Whatever of the cosmos really exists outside of my mind, it would by necessity be part of reality, and thus every idea about the universe is true or false, and in turn everything about nature--which material environments and bodies exist, their physical composition, their relationship to immaterial things like reason [1] and the uncaused cause [2], and the way that different material bodies interact with each other--is entirely philosophical. Whether the sun is composed largely of hydrogen atoms is a matter of metaphysics, albeit a lower kind than the existence or nature of logic, consciousness, and morality. Other scientific issues like whether or why lightning tends to strike higher points of contact, massages relax the myofascial tissue encompassing muscles, or bones survive natural fires intact are likewise connected with what the physical world is and is not like.
One could go on and on with examples from everyday life or from the reports of others: soap killing or dislodging bacteria, the power of electric fish to stun other organisms, the buoyancy of many woods, and so on are all a matter of truth or falsity (though just seeing something does not in any way require that it is really there or as it appears, so much testimony from the senses is utterly unprovable). As far as epistemology goes, lock someone in a room or allow them to wander about the landscape without the aid of technology, and they, as long as they have functioning senses, can still perceive basic physical objects and natural correlations, such as how if they manually release a dish or a stick, it will fall to the ground if no support is placed under it. They will not have access to any sensory hint of microscopic bacteria or of atomic structure, but they will still have some direct capacity for scientific observation and experimentation. Still, they could realize logical truths about science either way and would have a limited ability to conduct observation. All of this is philosophical.
The pre-Socratics, philosophers of ancient Greece like Pythagoras, Zeno, Thales, and Democritus, are reputed to have often focused on what was called natural philosophy, or metaphysical ideologies or epistemological inquiries about the nature of the physical world on the level of, say, causality or composition. Thales, for instance, is said to have believed water to be the most fundamental or vital physical substance to the substance of nature. Democritus proposed that atoms, what he thought of as indivisible, miniscule units of matter, are at the core of matter and that they exist in a void of matter, or empty space. Natural philosophy is a subset of scientific matters and science-adjacent worldviews, but it is still philosophy because it would still have to do with ideas about reality, which are by logical necessity either true or false like any individual religious, moral, or other concept.
It is just nowhere near as abstract and foundational as logical necessities like axioms themselves--or verifiable, since scientific laws are not inherently necessary truths like logical facts and are perceived from a purely subjective standpoint we cannot escape (though we can know the objective logical possibilities and what does follow from certain scientific ideas thanks to reason). Now, science is neither the foundation of truth (metaphysically) or the revealer of it (epistemologically), for that could only be reason, and because logical axioms and other necessary truths are true in themselves without depending on anything else, it could never have been otherwise. The erroneous ideology holding that science has this place of reason is a self-contradictory one called scientism, since all truths must be consistent with reason to be true, and reason is distinct from scientific laws and the scientific method. It could also only be true that science is a subcategory of philosophy rather than separate from it, for this notion is itself a philosophy, and a logically false one at that.
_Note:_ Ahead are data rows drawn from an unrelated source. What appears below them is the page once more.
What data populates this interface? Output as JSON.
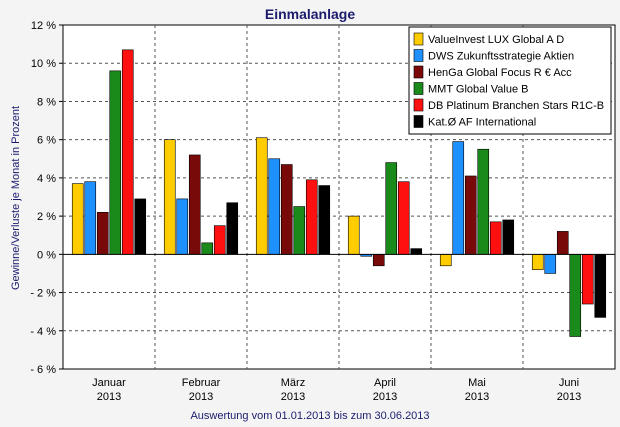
{
  "chart_data": {
    "type": "bar",
    "title": "Einmalanlage",
    "ylabel": "Gewinne/Verluste je Monat in Prozent",
    "xlabel": "Auswertung vom 01.01.2013 bis zum 30.06.2013",
    "ylim": [
      -6,
      12
    ],
    "ytick_values": [
      -6,
      -4,
      -2,
      0,
      2,
      4,
      6,
      8,
      10,
      12
    ],
    "ytick_labels": [
      "- 6 %",
      "- 4 %",
      "- 2 %",
      "0 %",
      "2 %",
      "4 %",
      "6 %",
      "8 %",
      "10 %",
      "12 %"
    ],
    "categories": [
      {
        "month": "Januar",
        "year": "2013"
      },
      {
        "month": "Februar",
        "year": "2013"
      },
      {
        "month": "März",
        "year": "2013"
      },
      {
        "month": "April",
        "year": "2013"
      },
      {
        "month": "Mai",
        "year": "2013"
      },
      {
        "month": "Juni",
        "year": "2013"
      }
    ],
    "grid": true,
    "legend_position": "top-right",
    "series": [
      {
        "name": "ValueInvest LUX Global A D",
        "color": "#ffcc00",
        "values": [
          3.7,
          6.0,
          6.1,
          2.0,
          -0.6,
          -0.8
        ]
      },
      {
        "name": "DWS Zukunftsstrategie Aktien",
        "color": "#1e90ff",
        "values": [
          3.8,
          2.9,
          5.0,
          -0.1,
          5.9,
          -1.0
        ]
      },
      {
        "name": "HenGa Global Focus R € Acc",
        "color": "#7a0a0a",
        "values": [
          2.2,
          5.2,
          4.7,
          -0.6,
          4.1,
          1.2
        ]
      },
      {
        "name": "MMT Global Value B",
        "color": "#1a8a1a",
        "values": [
          9.6,
          0.6,
          2.5,
          4.8,
          5.5,
          -4.3
        ]
      },
      {
        "name": "DB Platinum Branchen Stars R1C-B",
        "color": "#ff1010",
        "values": [
          10.7,
          1.5,
          3.9,
          3.8,
          1.7,
          -2.6
        ]
      },
      {
        "name": "Kat.Ø AF International",
        "color": "#000000",
        "values": [
          2.9,
          2.7,
          3.6,
          0.3,
          1.8,
          -3.3
        ]
      }
    ]
  }
}
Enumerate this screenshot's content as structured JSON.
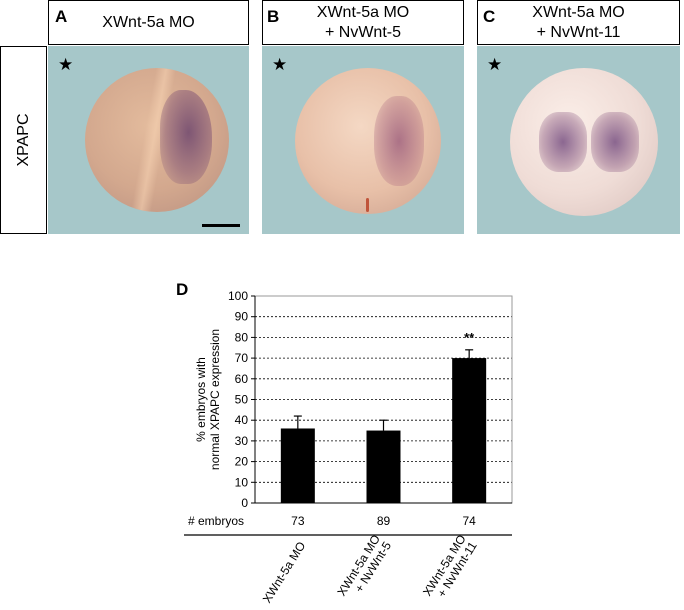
{
  "panels": [
    {
      "letter": "A",
      "title_line1": "XWnt-5a MO",
      "title_line2": ""
    },
    {
      "letter": "B",
      "title_line1": "XWnt-5a MO",
      "title_line2": "+ NvWnt-5"
    },
    {
      "letter": "C",
      "title_line1": "XWnt-5a MO",
      "title_line2": "+ NvWnt-11"
    }
  ],
  "row_label": "XPAPC",
  "star_symbol": "★",
  "chart_letter": "D",
  "colors": {
    "photo_background": "#a6c7c9",
    "bar": "#000000"
  },
  "chart_data": {
    "type": "bar",
    "categories": [
      "XWnt-5a MO",
      "XWnt-5a MO + NvWnt-5",
      "XWnt-5a MO + NvWnt-11"
    ],
    "values": [
      36,
      35,
      70
    ],
    "errors": [
      6,
      5,
      4
    ],
    "ylabel_line1": "% embryos with",
    "ylabel_line2": "normal XPAPC expression",
    "ylim": [
      0,
      100
    ],
    "yticks": [
      0,
      10,
      20,
      30,
      40,
      50,
      60,
      70,
      80,
      90,
      100
    ],
    "grid": true,
    "annotation": "**",
    "annotation_category_index": 2,
    "counts_label": "# embryos",
    "counts": [
      "73",
      "89",
      "74"
    ]
  }
}
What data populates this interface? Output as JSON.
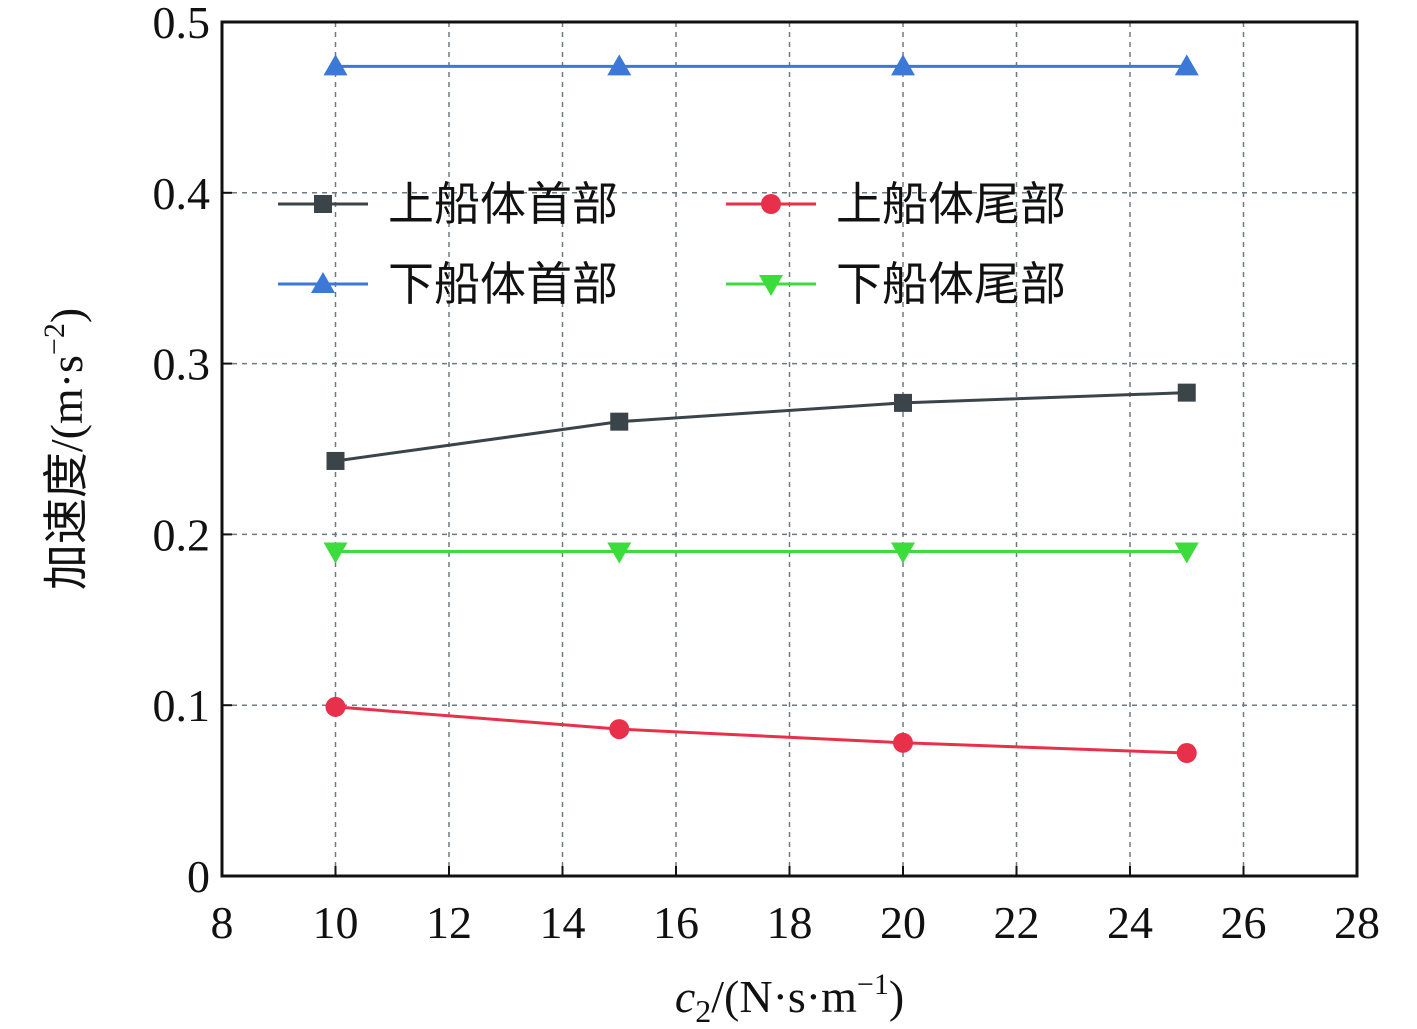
{
  "chart_data": {
    "type": "line",
    "title": "",
    "xlabel_var": "c",
    "xlabel_sub": "2",
    "xlabel_unit": "/(N·s·m",
    "xlabel_exp": "−1",
    "xlabel_close": ")",
    "ylabel_text": "加速度/(m·s",
    "ylabel_exp": "−2",
    "ylabel_close": ")",
    "xlim": [
      8,
      28
    ],
    "ylim": [
      0,
      0.5
    ],
    "xticks": [
      8,
      10,
      12,
      14,
      16,
      18,
      20,
      22,
      24,
      26,
      28
    ],
    "yticks": [
      0,
      0.1,
      0.2,
      0.3,
      0.4,
      0.5
    ],
    "ytick_labels": [
      "0",
      "0.1",
      "0.2",
      "0.3",
      "0.4",
      "0.5"
    ],
    "grid": true,
    "legend_position": "upper-left",
    "x": [
      10,
      15,
      20,
      25
    ],
    "series": [
      {
        "name": "上船体首部",
        "values": [
          0.243,
          0.266,
          0.277,
          0.283
        ],
        "color": "#3b4449",
        "marker": "square"
      },
      {
        "name": "上船体尾部",
        "values": [
          0.099,
          0.086,
          0.078,
          0.072
        ],
        "color": "#e8304a",
        "marker": "circle"
      },
      {
        "name": "下船体首部",
        "values": [
          0.474,
          0.474,
          0.474,
          0.474
        ],
        "color": "#3c78d8",
        "marker": "triangle-up"
      },
      {
        "name": "下船体尾部",
        "values": [
          0.19,
          0.19,
          0.19,
          0.19
        ],
        "color": "#3ddc3d",
        "marker": "triangle-down"
      }
    ]
  }
}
Furthermore, everything related to science is at absolute best secondary or even more removed than this from the core of reality (logic, the uncaused cause, etc.) and even uncertain things that would, if true, be of higher significance than mere matter, such as the obligations of morality. Whether or not the expansion of the universe exceeds the speed of light is nothing compared to whether any activity at all is objectively good or evil; whether or not the strong force is what holds subatomic particles together in the nucleus of each atom is nothing compared to the inherent truth of logic, such as with how everything either does or does not necessitate something else: logic being false would mean it follows that everything in particular that would have been true because of logic is false, which itself requires that reason be metaphysically true in order to be correct.
Science, despite being less important than such issues by far, is of course philosophy because all things are philosophical: they are true or false and verifiable or unverifiable. It is regardless one of the lowest categories of philosophy, having to do with mere perceptions (unlike reason, which is both intrinsically true and absolutely certain), practicality, happenstance natural objects and laws that could have differed, and/or subjective interest and curiosity. Natural philosophy has captivated many moderners without them even realizing it is philosophical in the sense that a true rationalist would recognize. For all of its pragmatic triumphs, science--the perceives (and seemingly real) patterns and behaviors of the natural world as well as the epistemological scientific method--is but one manifestation of something greater and deeper than itself.